The need for individual investors to have access to products that institutions and family offices have had access to for many, many years and done well from that has not changed. Fourth, we have not really spoken about this, but lifetime income planning, which is more an Athene focus. Is the population aging any differently now than it was six months ago? No. Is the population any better prepared for retirement today than six months ago? No. The most sophisticated retirement planning on the globe gets people to retirement and still does a poor job of getting people through retirement. How do you get stable value income or guaranteed lifetime income through your retirement age so that you can live comfortably and know what you have to live on and plan your annual spending appropriately?

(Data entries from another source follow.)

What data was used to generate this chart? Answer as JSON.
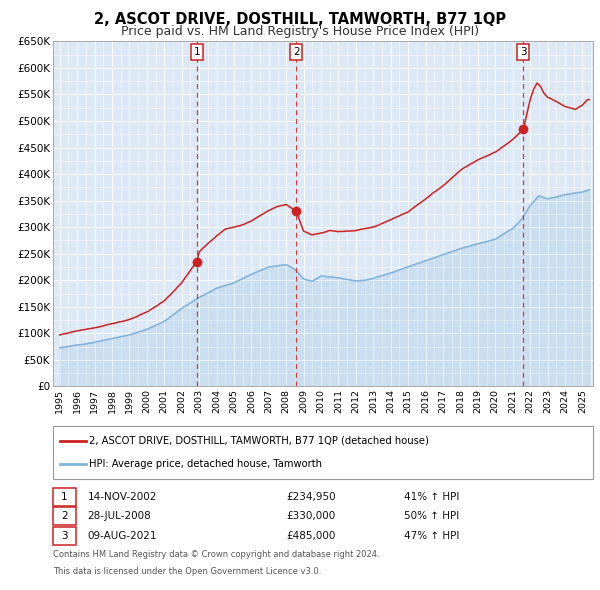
{
  "title": "2, ASCOT DRIVE, DOSTHILL, TAMWORTH, B77 1QP",
  "subtitle": "Price paid vs. HM Land Registry's House Price Index (HPI)",
  "ylim": [
    0,
    650000
  ],
  "yticks": [
    0,
    50000,
    100000,
    150000,
    200000,
    250000,
    300000,
    350000,
    400000,
    450000,
    500000,
    550000,
    600000,
    650000
  ],
  "xlim_start": 1994.6,
  "xlim_end": 2025.6,
  "bg_color": "#dce8f5",
  "grid_color": "#ffffff",
  "line1_color": "#cc2222",
  "line2_color": "#7fb3d9",
  "vline_color": "#cc2222",
  "purchase_dates": [
    2002.87,
    2008.57,
    2021.61
  ],
  "purchase_prices": [
    234950,
    330000,
    485000
  ],
  "purchase_labels": [
    "1",
    "2",
    "3"
  ],
  "purchase_info": [
    {
      "label": "1",
      "date": "14-NOV-2002",
      "price": "£234,950",
      "pct": "41% ↑ HPI"
    },
    {
      "label": "2",
      "date": "28-JUL-2008",
      "price": "£330,000",
      "pct": "50% ↑ HPI"
    },
    {
      "label": "3",
      "date": "09-AUG-2021",
      "price": "£485,000",
      "pct": "47% ↑ HPI"
    }
  ],
  "legend_line1": "2, ASCOT DRIVE, DOSTHILL, TAMWORTH, B77 1QP (detached house)",
  "legend_line2": "HPI: Average price, detached house, Tamworth",
  "footnote1": "Contains HM Land Registry data © Crown copyright and database right 2024.",
  "footnote2": "This data is licensed under the Open Government Licence v3.0.",
  "title_fontsize": 10.5,
  "subtitle_fontsize": 9
}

None of the four big TAMs that we think about that are relevant to growing the business, that grow both FRE and SRE are any different from what they were six months ago. That is why we are highly confident. You know, will it take a slightly different path in some cases? Yeah, sure. The opportunity is unchanged.

Ben Budish
Analyst

Great. With that, we're just about out of time. So we'll leave it there. Martin, thank you so much.

Martin Kelly
CFO, Apollo Global Management

Thanks for having me. Thanks everyone for.